- Born: Evelyn Margaret Yakubow December 27, 1936 (age 89) Mundare, Alberta, Canada
- Education: self-taught
- Known for: textile artist sculptor, performance artist, dancer interactive fabric artist
- Movement: interdisciplinary art
- Awards: Artist of the Year, awarded by the Vancouver Sun (1973); World of Wearable Art International Design Competition (1999)

= Evelyn Roth =

Canadian artist (born 1936

Evelyn Roth (born December 27, 1936) is a Canadian born interdisciplinary artist who has worked across the arts in textiles, sculpture, performance, dance and interactive fabric arts. Specialising in environmentally sensitive events, festivals, school programs and art gallery exhibits. Roth is based in the town of Maslin Beach, on South Australia's Fleurieu Peninsula.

== Early life ==
Born Evelyn Margaret Yakubow, in 1936 in Mundare, Alberta Canada. She moved to Edmonton, Alberta in the 1950s where she took classes in art, crafts, modern, eastern and classical dance. She also took yoga and fencing classes while working in the local children's library. In 1961, she and her first husband Klaus Roth moved to Vancouver where she worked in the university library. They later separated in the 1960s.

== Career ==
When she moved to Vancouver in 1961, Evelyn Roth joined Intermedia and became a key practitioner in the international art scene at the time, focusing on art and technology, wearable art and video art. During the 1970s Roth focused her practice on knitting and crocheting with recycled materials including television video tape and natural fibres. She created wearable art, textile installations and furnishings. In 1974, her book about her work, The Evelyn Roth Recycling Book, was published by Talonbooks. That same year, she joined the British Columbia pavilion at Expo '74, presenting under a sunsail made of woven computer tapes and videotape. She often adapted the motif of wearables, fabricating work from found materials and ingeniously using them in various festivals, events or exhibitions.

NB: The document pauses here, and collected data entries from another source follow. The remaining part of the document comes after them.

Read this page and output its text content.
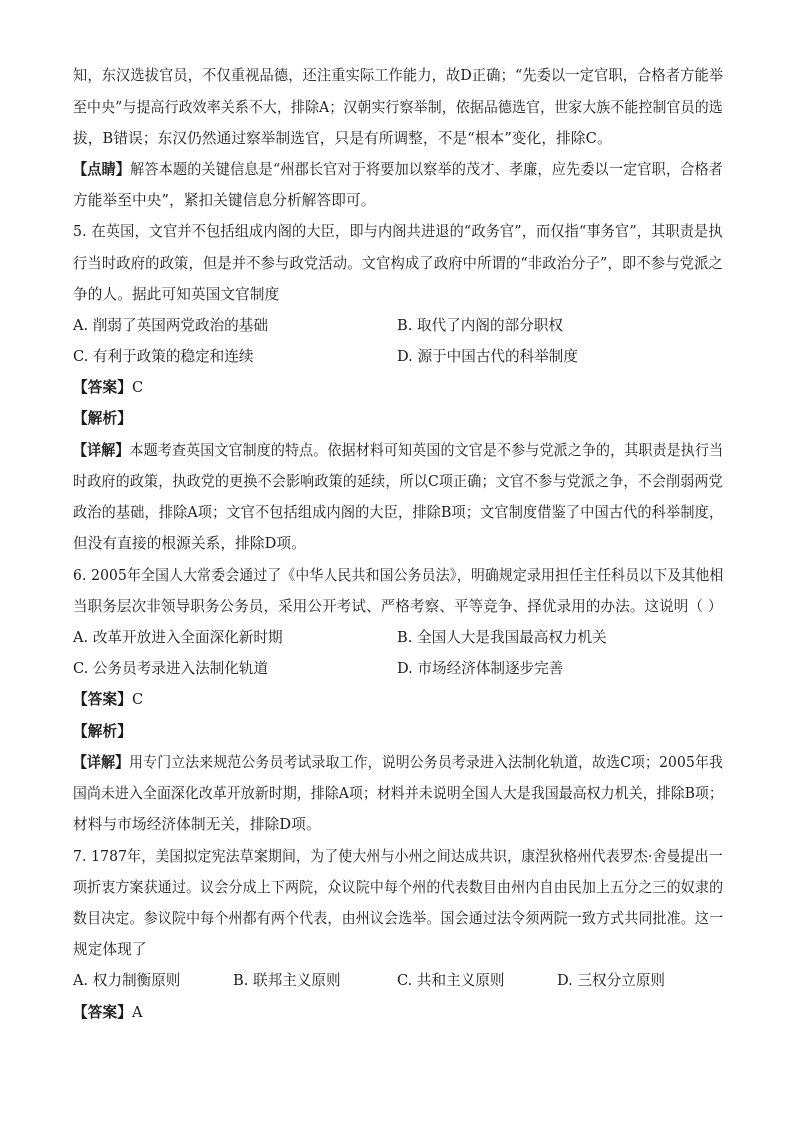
知，东汉选拔官员，不仅重视品德，还注重实际工作能力，故D正确；“先委以一定官职，合格者方能举
至中央”与提高行政效率关系不大，排除A；汉朝实行察举制，依据品德选官，世家大族不能控制官员的选
拔，B错误；东汉仍然通过察举制选官，只是有所调整，不是“根本”变化，排除C。
【点睛】解答本题的关键信息是“州郡长官对于将要加以察举的茂才、孝廉，应先委以一定官职，合格者
方能举至中央”，紧扣关键信息分析解答即可。
5. 在英国，文官并不包括组成内阁的大臣，即与内阁共进退的“政务官”，而仅指“事务官”，其职责是执
行当时政府的政策，但是并不参与政党活动。文官构成了政府中所谓的“非政治分子”，即不参与党派之
争的人。据此可知英国文官制度
A. 削弱了英国两党政治的基础	B. 取代了内阁的部分职权
C. 有利于政策的稳定和连续	D. 源于中国古代的科举制度
【答案】C
【解析】
【详解】本题考查英国文官制度的特点。依据材料可知英国的文官是不参与党派之争的，其职责是执行当
时政府的政策，执政党的更换不会影响政策的延续，所以C项正确；文官不参与党派之争，不会削弱两党
政治的基础，排除A项；文官不包括组成内阁的大臣，排除B项；文官制度借鉴了中国古代的科举制度，
但没有直接的根源关系，排除D项。
6. 2005年全国人大常委会通过了《中华人民共和国公务员法》，明确规定录用担任主任科员以下及其他相
当职务层次非领导职务公务员，采用公开考试、严格考察、平等竞争、择优录用的办法。这说明（ ）
A. 改革开放进入全面深化新时期	B. 全国人大是我国最高权力机关
C. 公务员考录进入法制化轨道	D. 市场经济体制逐步完善
【答案】C
【解析】
【详解】用专门立法来规范公务员考试录取工作，说明公务员考录进入法制化轨道，故选C项；2005年我
国尚未进入全面深化改革开放新时期，排除A项；材料并未说明全国人大是我国最高权力机关，排除B项；
材料与市场经济体制无关，排除D项。
7. 1787年，美国拟定宪法草案期间，为了使大州与小州之间达成共识，康涅狄格州代表罗杰·舍曼提出一
项折衷方案获通过。议会分成上下两院，众议院中每个州的代表数目由州内自由民加上五分之三的奴隶的
数目决定。参议院中每个州都有两个代表，由州议会选举。国会通过法令须两院一致方式共同批准。这一
规定体现了
A. 权力制衡原则	B. 联邦主义原则	C. 共和主义原则	D. 三权分立原则
【答案】A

From 1973 through the 1980s, Roth explored the intersections of sculpture, dance and the environment and formed the Evelyn Roth Moving Sculpture Company. Where the award winning film Woven in Time was created in 1974, featuring Roth's textile work and the company in various outdoor settings. It won an ETROG award (Canadian Film Awards) in 1976. Her work became a catalyst for many creators with a wide variety of interests in different countries.

Her first trip to Australia was in 1979. In 1981, she was invited to install an interactive display at the Adelaide Festival Centre Foyer which she created out of discarded television programs (titled Under the Billabong There Lives A Salmon), then returned to South Australia to work with Pitjitjanjara communities and held workshops in rabbit knit and painted leather garments, as well as crocheting a shade canopy from discarded video tape and play web from nylon. The first showing of Nylon Zoo in Australia was in 1982 at the 1982 Commonwealth Games in Brisbane. In 1990, she set up the Evelyn Roth Celebration Centre – Point Roberts, USA (artist' studios, art gallery and performance space) This large studio allowed her to expand inflatable structures into mazes, set up a FestivalArts website and to promote her work worldwide. In 2003, Evelyn Roth's Wearable Art, 1971 to 2003, was held at the Australian National University, Canberra, Australia. Her work is in the collections of the Vancouver Art Gallery and Surrey Art Gallery, British Columbia.

Roth has lived and worked in Australia since 1996. She has an annual residency with the Storybook Theatre Company in Hawaii.

== Exhibitions/festivals/workshops ==
Roth has been featured in many solo exhibitions over the years and participated in various festivals and group exhibitions. In 2022, Roth did a workshop at the Vancouver Art Gallery titled "The Big Recycle with Evelyn Roth".

== Solo exhibitions ==

- 1976 – Nylon Zoo at Habitat Forum, Vancouver
- 1977 – Salmon Dance (narration by Hannelore) on the Queen Charlotte Islands
- 1981 – Under The Billabong There Lives A Salmon at the Adelaide Festival Centre, South Australia
- September 29 to November 7, 1993 – Salmon Run at the Surrey Art Gallery

== Group exhibitions ==

- October 30, 2015, to January 10, 2016 – Between Object and Action: Transforming Media in the 1960s and 70's at the Vancouver Art Gallery
- October 24, 2015, to February 28, 2016 – Hippie Modernism: The Struggle for Utopia at the Walker Art Center
- January 12 to April 8, 2018 – Beginning with the Seventies: GLUT at the Morris and Helen Belkin Art Gallery, Vancouver, British Columbia

== Awards ==
In 1973, she was awarded Artist of the Year by the Vancouver Sun. In 1999 and 2006, Roth won the World of Wearable Art international design competition in New Zealand.

== Personal life ==
She is married to Australian artist John F. Davis.